In the United States, Amyotrophic Lateral Sclerosis (ALS) is commonly known as Lou Gehrig’s disease, named after the legendary Yankees baseball player who died from ALS in 1941. In the United Kingdom and other parts of the world, ALS is often called Motor Neurone Disease (MND). In many countries where Spanish is spoken, it is called Esclerosis Lateral Amiotrófica (ELA).
ALS/MND is a group of related neurodegenerative diseases that cause the neurons in the brain, brain stem and spinal cord to degenerate and die, which leads to muscle weakness, paralysis, and death. Individuals affected by ALS/MND may ultimately lose the ability to initiate and control all voluntary movement, although bladder and bowel function and the muscles responsible for eye movement are usually spared until the final stages of the disease. Although the disease does not usually impair a person's mind or personality, several recent studies suggest that some people with ALS/MND may develop cognitive problems involving word fluency, decision-making, and memory.
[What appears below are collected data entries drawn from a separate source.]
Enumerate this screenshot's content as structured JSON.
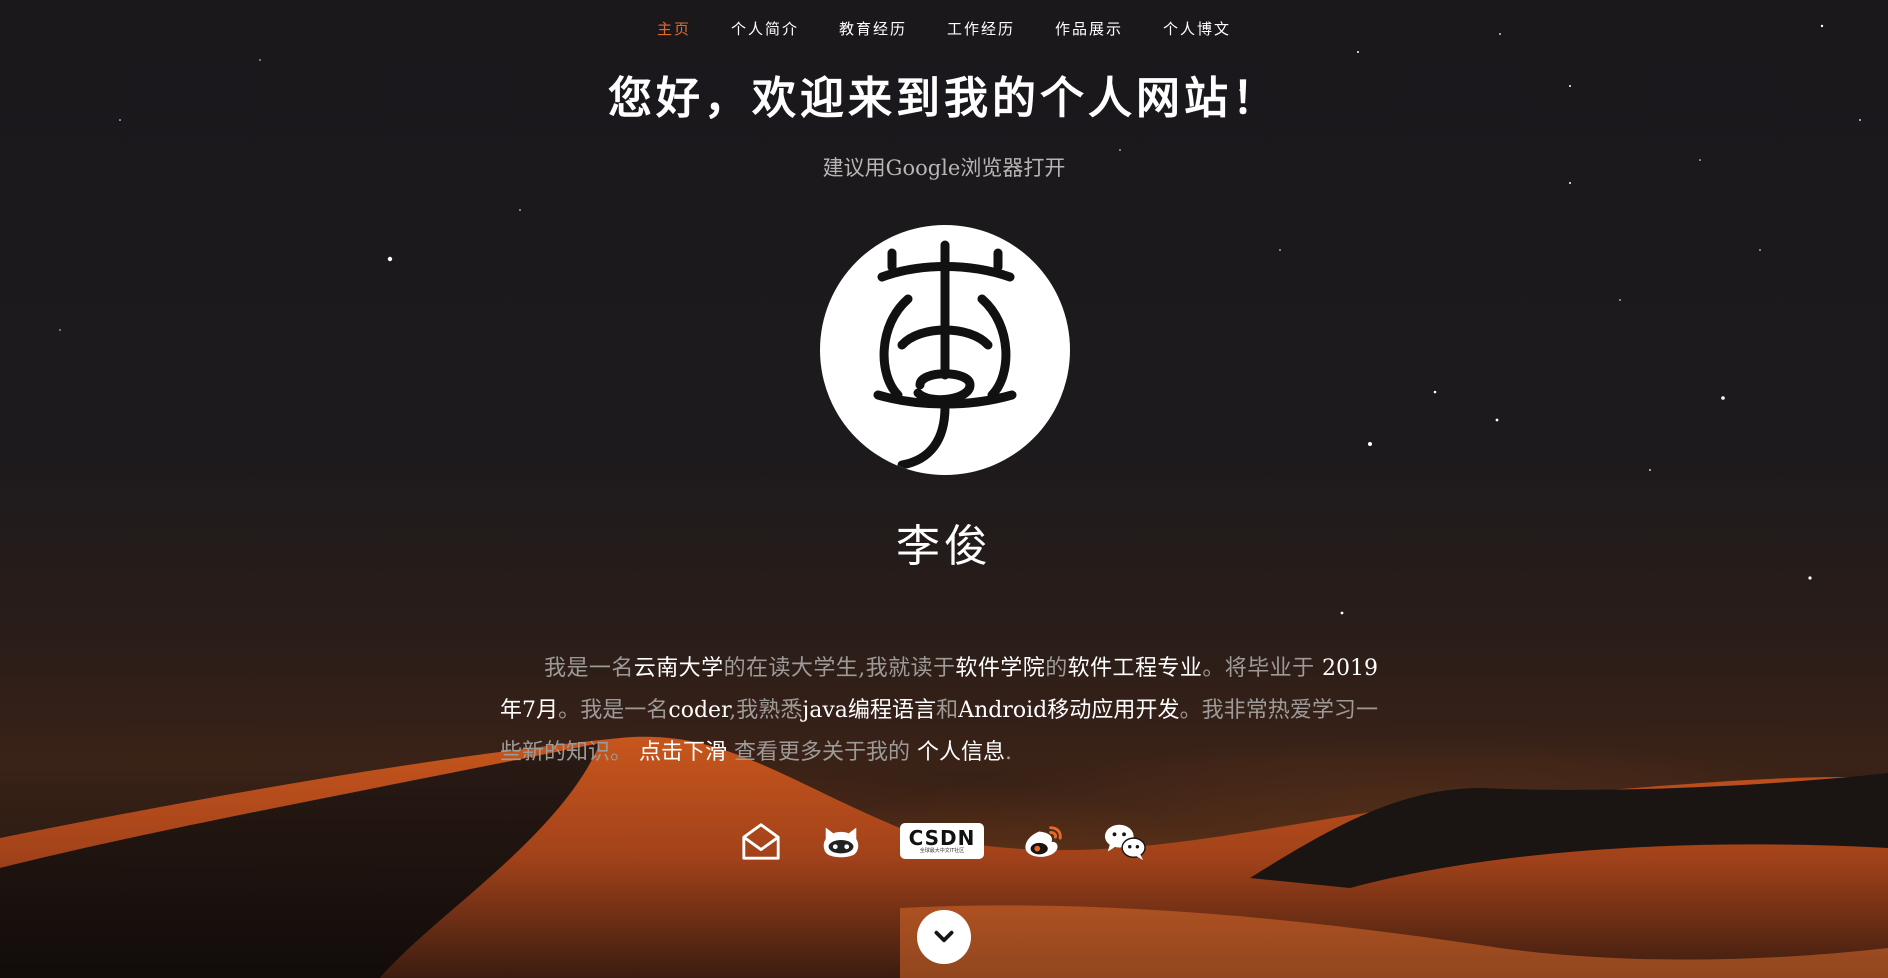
{
  "nav": {
    "items": [
      {
        "label": "主页",
        "active": true
      },
      {
        "label": "个人简介",
        "active": false
      },
      {
        "label": "教育经历",
        "active": false
      },
      {
        "label": "工作经历",
        "active": false
      },
      {
        "label": "作品展示",
        "active": false
      },
      {
        "label": "个人博文",
        "active": false
      }
    ]
  },
  "hero": {
    "title": "您好，欢迎来到我的个人网站！",
    "subtitle": "建议用Google浏览器打开",
    "avatar_icon": "seal-li-character-icon",
    "name": "李俊"
  },
  "intro": {
    "p1": "我是一名",
    "h1": "云南大学",
    "p2": "的在读大学生,我就读于",
    "h2": "软件学院",
    "p3": "的",
    "h3": "软件工程专业",
    "p4": "。将毕业于 ",
    "h4": "2019年7月",
    "p5": "。我是一名",
    "h5": "coder",
    "p6": ",我熟悉",
    "h6": "java编程语言",
    "p7": "和",
    "h7": "Android",
    "h8": "移动应用开发",
    "p8": "。我非常热爱学习一些新的知识。 ",
    "h9": "点击下滑",
    "p9": " 查看更多关于我的 ",
    "h10": "个人信息",
    "p10": "."
  },
  "social": {
    "icons": [
      "mail-icon",
      "github-cat-icon",
      "csdn-icon",
      "weibo-icon",
      "wechat-icon"
    ],
    "csdn_text": "CSDN",
    "csdn_sub": "全球最大中文IT社区"
  },
  "scroll_icon": "chevron-down-icon",
  "colors": {
    "accent": "#e46a2a",
    "text": "#ffffff",
    "muted": "#9d9a98",
    "background": "#19171a"
  }
}
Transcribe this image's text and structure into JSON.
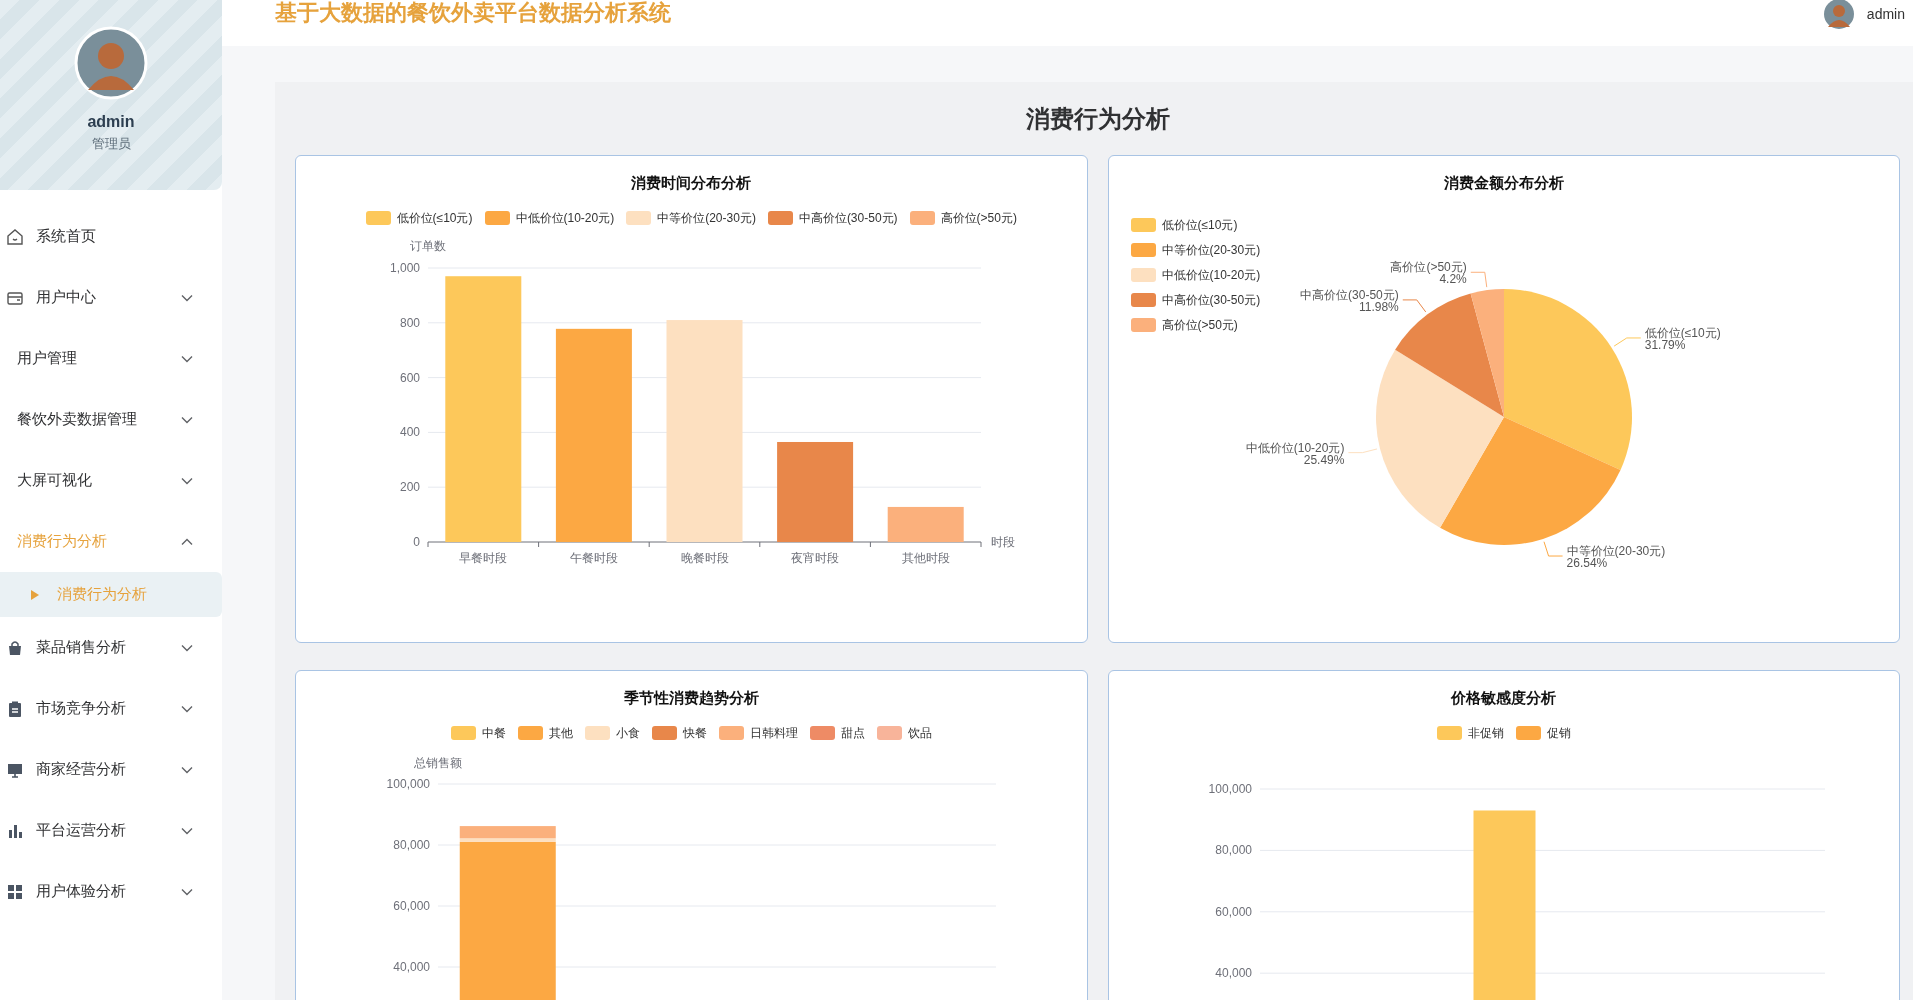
{
  "sidebar": {
    "user": {
      "name": "admin",
      "role": "管理员"
    },
    "items": [
      {
        "label": "系统首页",
        "selected": false
      },
      {
        "label": "用户中心",
        "expanded": false,
        "selected": false
      },
      {
        "label": "用户管理",
        "expanded": false,
        "selected": false
      },
      {
        "label": "餐饮外卖数据管理",
        "expanded": false,
        "selected": false
      },
      {
        "label": "大屏可视化",
        "expanded": false,
        "selected": false
      },
      {
        "label": "消费行为分析",
        "expanded": true,
        "selected": true,
        "children": [
          {
            "label": "消费行为分析",
            "selected": true
          }
        ]
      },
      {
        "label": "菜品销售分析",
        "expanded": false,
        "selected": false
      },
      {
        "label": "市场竞争分析",
        "expanded": false,
        "selected": false
      },
      {
        "label": "商家经营分析",
        "expanded": false,
        "selected": false
      },
      {
        "label": "平台运营分析",
        "expanded": false,
        "selected": false
      },
      {
        "label": "用户体验分析",
        "expanded": false,
        "selected": false
      }
    ]
  },
  "header": {
    "title": "基于大数据的餐饮外卖平台数据分析系统",
    "user": "admin"
  },
  "page_title": "消费行为分析",
  "cards": [
    {
      "title": "消费时间分布分析",
      "legend": [
        {
          "label": "低价位(≤10元)",
          "color": "#fdc85a"
        },
        {
          "label": "中低价位(10-20元)",
          "color": "#fca843"
        },
        {
          "label": "中等价位(20-30元)",
          "color": "#fde0c0"
        },
        {
          "label": "中高价位(30-50元)",
          "color": "#e8874a"
        },
        {
          "label": "高价位(>50元)",
          "color": "#fbb07c"
        }
      ],
      "chart_data": {
        "type": "bar",
        "grid": true,
        "ylabel": "订单数",
        "xlabel": "时段",
        "categories": [
          "早餐时段",
          "午餐时段",
          "晚餐时段",
          "夜宵时段",
          "其他时段"
        ],
        "values": [
          970,
          778,
          810,
          365,
          128
        ],
        "ylim": [
          0,
          1000
        ],
        "yticks": [
          {
            "value": 0,
            "label": "0"
          },
          {
            "value": 200,
            "label": "200"
          },
          {
            "value": 400,
            "label": "400"
          },
          {
            "value": 600,
            "label": "600"
          },
          {
            "value": 800,
            "label": "800"
          },
          {
            "value": 1000,
            "label": "1,000"
          }
        ]
      }
    },
    {
      "title": "消费金额分布分析",
      "legend": [
        {
          "label": "低价位(≤10元)",
          "color": "#fdc85a"
        },
        {
          "label": "中等价位(20-30元)",
          "color": "#fca843"
        },
        {
          "label": "中低价位(10-20元)",
          "color": "#fde0c0"
        },
        {
          "label": "中高价位(30-50元)",
          "color": "#e8874a"
        },
        {
          "label": "高价位(>50元)",
          "color": "#fbb07c"
        }
      ],
      "chart_data": {
        "type": "pie",
        "categories": [
          "低价位(≤10元)",
          "中等价位(20-30元)",
          "中低价位(10-20元)",
          "中高价位(30-50元)",
          "高价位(>50元)"
        ],
        "values": [
          31.79,
          26.54,
          25.49,
          11.98,
          4.2
        ],
        "value_labels": [
          "31.79%",
          "26.54%",
          "25.49%",
          "11.98%",
          "4.2%"
        ]
      }
    },
    {
      "title": "季节性消费趋势分析",
      "chart_data": {
        "type": "bar",
        "grid": true,
        "stacked": true,
        "ylabel": "总销售额",
        "ylim": [
          0,
          100000
        ],
        "yticks": [
          {
            "value": 40000,
            "label": "40,000"
          },
          {
            "value": 60000,
            "label": "60,000"
          },
          {
            "value": 80000,
            "label": "80,000"
          },
          {
            "value": 100000,
            "label": "100,000"
          }
        ],
        "series": [
          {
            "name": "中餐",
            "color": "#fdc85a",
            "values": [
              null
            ]
          },
          {
            "name": "其他",
            "color": "#fca843",
            "values": [
              81000
            ]
          },
          {
            "name": "小食",
            "color": "#fde0c0",
            "values": [
              1200
            ]
          },
          {
            "name": "快餐",
            "color": "#e8874a",
            "values": [
              null
            ]
          },
          {
            "name": "日韩料理",
            "color": "#fbb07c",
            "values": [
              4000
            ]
          },
          {
            "name": "甜点",
            "color": "#ee8b65",
            "values": [
              null
            ]
          },
          {
            "name": "饮品",
            "color": "#f8b49a",
            "values": [
              null
            ]
          }
        ]
      }
    },
    {
      "title": "价格敏感度分析",
      "chart_data": {
        "type": "bar",
        "grid": true,
        "stacked": false,
        "ylim": [
          0,
          100000
        ],
        "yticks": [
          {
            "value": 40000,
            "label": "40,000"
          },
          {
            "value": 60000,
            "label": "60,000"
          },
          {
            "value": 80000,
            "label": "80,000"
          },
          {
            "value": 100000,
            "label": "100,000"
          }
        ],
        "series": [
          {
            "name": "非促销",
            "color": "#fdc85a",
            "values": [
              93000
            ]
          },
          {
            "name": "促销",
            "color": "#fca843",
            "values": [
              null
            ]
          }
        ]
      }
    }
  ]
}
The name amyotrophic lateral sclerosis is Greek in origin. “A” means "no" or "negative," “myo” translates to “muscle”, and “trophic” refers to “nourishment”. So, amyotrophic means “no muscle nourishment”. "Lateral" refers to the places in a person's spinal cord where portions of the nerve cells that signal and control the muscles are located. As this area degenerates it leads to scarring or hardening ("sclerosis") in the region.
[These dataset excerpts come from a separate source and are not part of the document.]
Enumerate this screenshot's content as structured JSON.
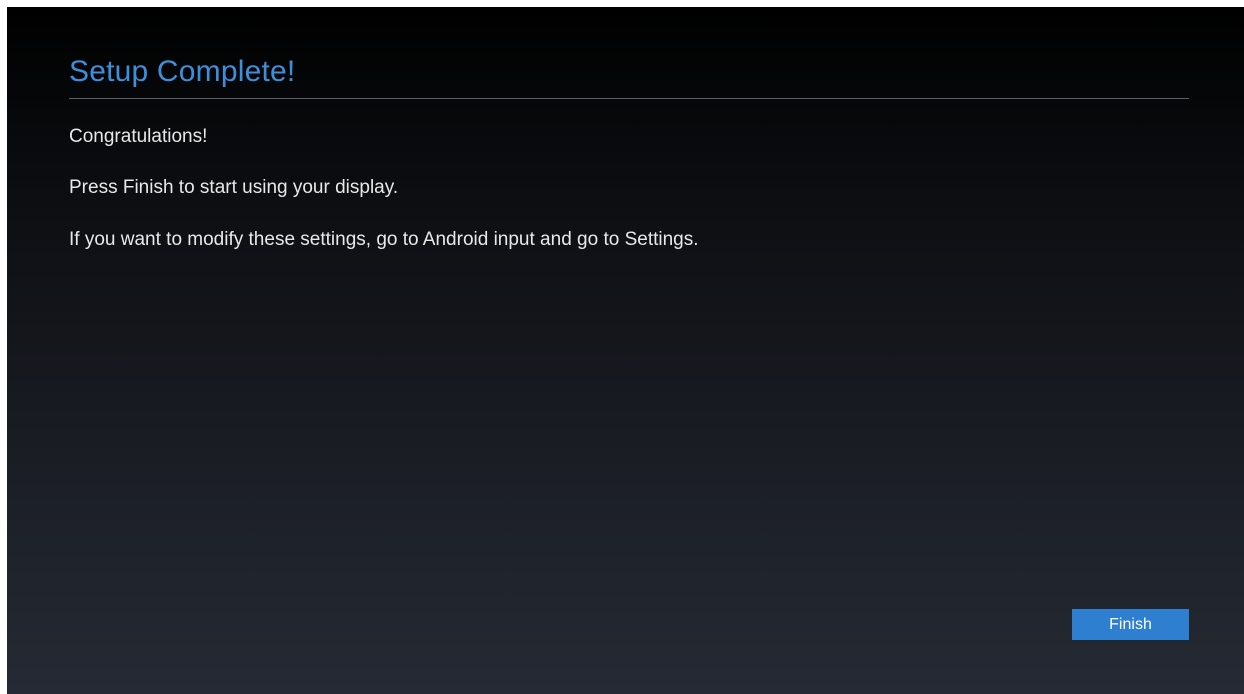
{
  "header": {
    "title": "Setup Complete!"
  },
  "content": {
    "messages": [
      "Congratulations!",
      "Press Finish to start using your display.",
      "If you want to modify these settings, go to Android input and go to Settings."
    ]
  },
  "actions": {
    "finish_label": "Finish"
  },
  "colors": {
    "accent": "#3d8fdc",
    "button": "#2f7fd0",
    "text": "#e8e8e8"
  }
}
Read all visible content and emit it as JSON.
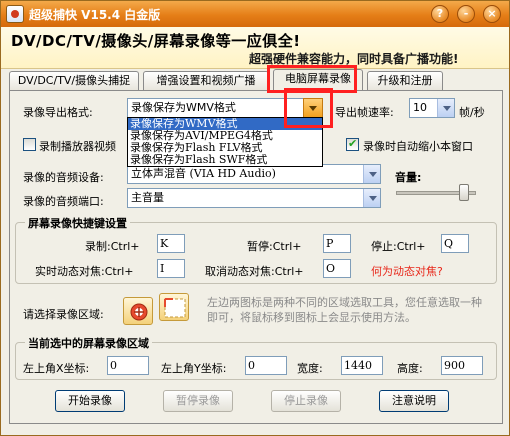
{
  "window": {
    "title": "超级捕快 V15.4 白金版"
  },
  "titlebar_buttons": {
    "help": "?",
    "minimize": "-",
    "close": "×"
  },
  "banner": {
    "line1": "DV/DC/TV/摄像头/屏幕录像等一应俱全!",
    "line2": "超强硬件兼容能力，同时具备广播功能!"
  },
  "tabs": [
    {
      "label": "DV/DC/TV/摄像头捕捉"
    },
    {
      "label": "增强设置和视频广播"
    },
    {
      "label": "电脑屏幕录像"
    },
    {
      "label": "升级和注册"
    }
  ],
  "export": {
    "label": "录像导出格式:",
    "selected": "录像保存为WMV格式",
    "options": [
      "录像保存为WMV格式",
      "录像保存为AVI/MPEG4格式",
      "录像保存为Flash FLV格式",
      "录像保存为Flash SWF格式"
    ]
  },
  "framerate": {
    "label": "导出帧速率:",
    "value": "10",
    "unit": "帧/秒"
  },
  "record_player_video": {
    "label": "录制播放器视频",
    "checked": false
  },
  "auto_minimize": {
    "label": "录像时自动缩小本窗口",
    "checked": true
  },
  "audio_device": {
    "label": "录像的音频设备:",
    "value": "立体声混音 (VIA HD Audio)"
  },
  "audio_port": {
    "label": "录像的音频端口:",
    "value": "主音量"
  },
  "volume": {
    "label": "音量:",
    "level": 0.85
  },
  "hotkeys": {
    "title": "屏幕录像快捷键设置",
    "record": {
      "label": "录制:Ctrl+",
      "value": "K"
    },
    "pause": {
      "label": "暂停:Ctrl+",
      "value": "P"
    },
    "stop": {
      "label": "停止:Ctrl+",
      "value": "Q"
    },
    "focus": {
      "label": "实时动态对焦:Ctrl+",
      "value": "I"
    },
    "cancel_focus": {
      "label": "取消动态对焦:Ctrl+",
      "value": "O"
    },
    "what_is_focus": "何为动态对焦?"
  },
  "region": {
    "label": "请选择录像区域:",
    "hint": "左边两图标是两种不同的区域选取工具，您任意选取一种即可，将鼠标移到图标上会显示使用方法。"
  },
  "current_region": {
    "title": "当前选中的屏幕录像区域",
    "x_label": "左上角X坐标:",
    "x_value": "0",
    "y_label": "左上角Y坐标:",
    "y_value": "0",
    "width_label": "宽度:",
    "width_value": "1440",
    "height_label": "高度:",
    "height_value": "900"
  },
  "buttons": {
    "start": "开始录像",
    "pause": "暂停录像",
    "stop": "停止录像",
    "notes": "注意说明"
  },
  "colors": {
    "accent": "#e57e17",
    "highlight": "#ff2020",
    "link": "#e8281b"
  }
}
Who Suffers from ALS/MND? They are our brothers and sisters, our fathers and mothers, husbands and wives, our children, best friends and those we have yet to meet. Unfortunately, as we know from personal experience, ALS can strike anyone.
ALS/MND is typically fatal within 2-5 years of diagnosis, but about 10 percent of individuals survive for 10 or more years. Every 90 minutes ALS/MND claims another life. Every time someone dies, another person is diagnosed with ALS/MND.